Voice Assistant Editor Anna Buckman provided in-depth cover about alpha-gal in November 2019. Since then, the Voice has received comments from numerous local residents whose lives have been altered because of the allergy.
Alpha-gal syndrome is a red meat allergy that affects some people who are bitten by a Lone Star tick. While symptoms vary, victims usually must avoid eating mammal products such as beef and pork and often cannot consume any dairy products.
Exposure can cause a person to go into anaphylactic shock and be life-threatening.
Not eating mammal products is only part of the affect, however. Many products, from shampoos and makeup to gel capsules, contain byproducts from mammals and those products can also cause allergic reactions.
In addition, some sufferers have allergic reactions from the smell of meat cooking.
Shannon Sexton, owner of Stateline Steel, was recently diagnosed with alpha-gal. When she was told by a medical professional that she tested positive, she was simply told, “Don’t eat anything from a hoofed animal.” She researched the allergy herself and discovered that she should carry an epinephrine auto-injector (EpiPen).
“While trying to navigate this overwhelming diagnosis, I realized just how little is known about alpha-gal and how many people actually have it,” Sexton said. “While no two victims have the same reactions or symptoms, we all struggle daily trying to find some sense of normalcy. What does not affect us today, could cause us to have anaphylaxis tomorrow.”
Sexton said she wants to reach out to others who are suffering from this allergy and developed a survey to learn more about how people are being affected and how they can be helped.

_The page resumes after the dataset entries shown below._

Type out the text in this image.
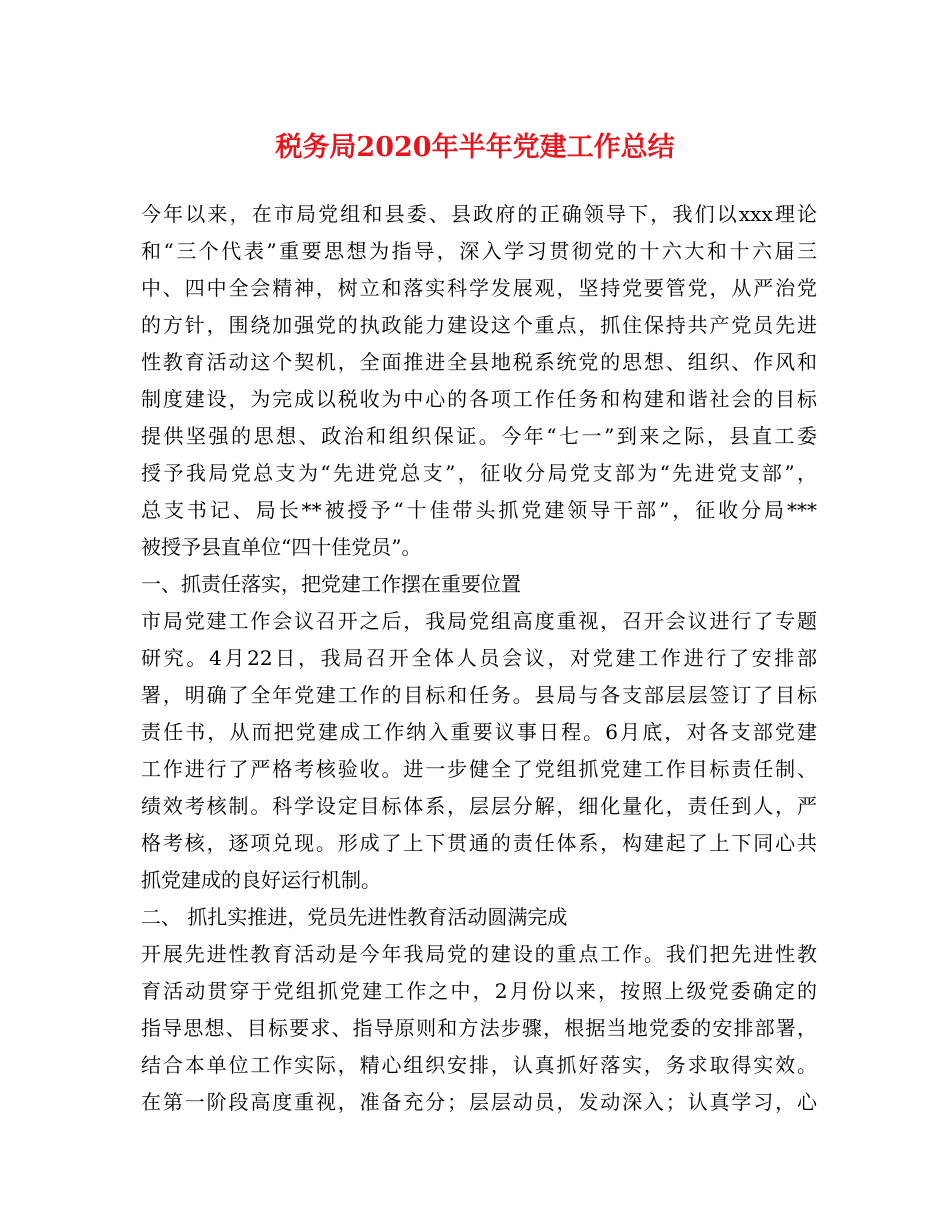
税务局2020年半年党建工作总结
今年以来，在市局党组和县委、县政府的正确领导下，我们以xxx理论
和“三个代表”重要思想为指导，深入学习贯彻党的十六大和十六届三
中、四中全会精神，树立和落实科学发展观，坚持党要管党，从严治党
的方针，围绕加强党的执政能力建设这个重点，抓住保持共产党员先进
性教育活动这个契机，全面推进全县地税系统党的思想、组织、作风和
制度建设，为完成以税收为中心的各项工作任务和构建和谐社会的目标
提供坚强的思想、政治和组织保证。今年“七一”到来之际，县直工委
授予我局党总支为“先进党总支”，征收分局党支部为“先进党支部”，
总支书记、局长**被授予“十佳带头抓党建领导干部”，征收分局***
被授予县直单位“四十佳党员”。
一、抓责任落实，把党建工作摆在重要位置
市局党建工作会议召开之后，我局党组高度重视，召开会议进行了专题
研究。4月22日，我局召开全体人员会议，对党建工作进行了安排部
署，明确了全年党建工作的目标和任务。县局与各支部层层签订了目标
责任书，从而把党建成工作纳入重要议事日程。6月底，对各支部党建
工作进行了严格考核验收。进一步健全了党组抓党建工作目标责任制、
绩效考核制。科学设定目标体系，层层分解，细化量化，责任到人，严
格考核，逐项兑现。形成了上下贯通的责任体系，构建起了上下同心共
抓党建成的良好运行机制。
二、 抓扎实推进，党员先进性教育活动圆满完成
开展先进性教育活动是今年我局党的建设的重点工作。我们把先进性教
育活动贯穿于党组抓党建工作之中，2月份以来，按照上级党委确定的
指导思想、目标要求、指导原则和方法步骤，根据当地党委的安排部署，
结合本单位工作实际，精心组织安排，认真抓好落实，务求取得实效。
在第一阶段高度重视，准备充分；层层动员，发动深入；认真学习，心
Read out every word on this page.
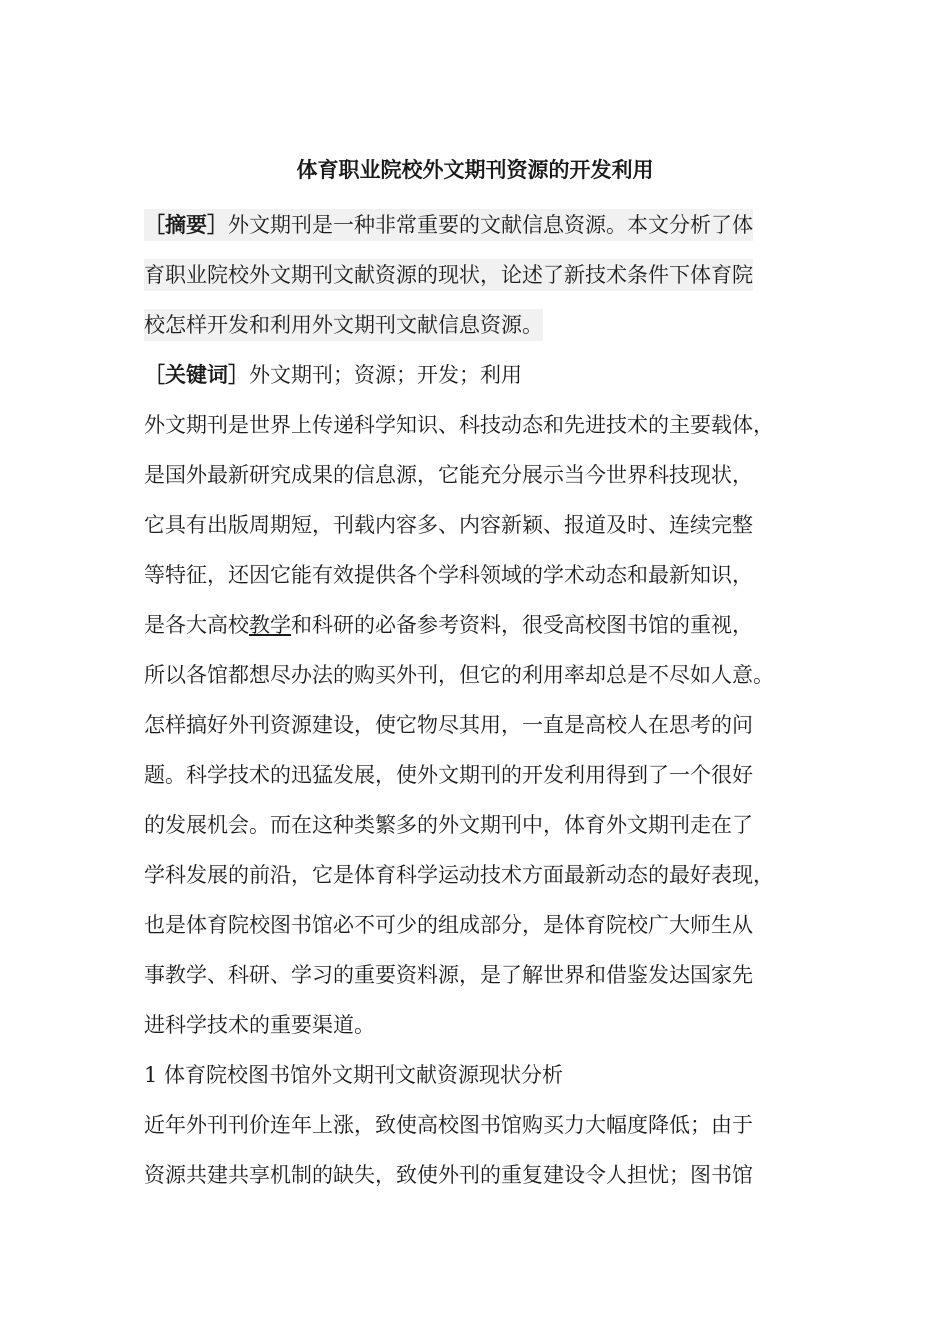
体育职业院校外文期刊资源的开发利用
［摘要］外文期刊是一种非常重要的文献信息资源。本文分析了体
育职业院校外文期刊文献资源的现状，论述了新技术条件下体育院
校怎样开发和利用外文期刊文献信息资源。
［关键词］外文期刊；资源；开发；利用
外文期刊是世界上传递科学知识、科技动态和先进技术的主要载体，
是国外最新研究成果的信息源，它能充分展示当今世界科技现状，
它具有出版周期短，刊载内容多、内容新颖、报道及时、连续完整
等特征，还因它能有效提供各个学科领域的学术动态和最新知识，
是各大高校教学和科研的必备参考资料，很受高校图书馆的重视，
所以各馆都想尽办法的购买外刊，但它的利用率却总是不尽如人意。
怎样搞好外刊资源建设，使它物尽其用，一直是高校人在思考的问
题。科学技术的迅猛发展，使外文期刊的开发利用得到了一个很好
的发展机会。而在这种类繁多的外文期刊中，体育外文期刊走在了
学科发展的前沿，它是体育科学运动技术方面最新动态的最好表现，
也是体育院校图书馆必不可少的组成部分，是体育院校广大师生从
事教学、科研、学习的重要资料源，是了解世界和借鉴发达国家先
进科学技术的重要渠道。
1 体育院校图书馆外文期刊文献资源现状分析
近年外刊刊价连年上涨，致使高校图书馆购买力大幅度降低；由于
资源共建共享机制的缺失，致使外刊的重复建设令人担忧；图书馆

“My goal is to show the need for more education about alpha-gal in the medical community, reach out to legislators in hopes of creating education and prevention programs, help guide local restaurants on offering alpha-gal friendly food and creating a local support group where we can share information, products and recipes,” Sexton said.
The survey includes 10 questions and can be found online at surveymonkey.com/r/VJG6NH8.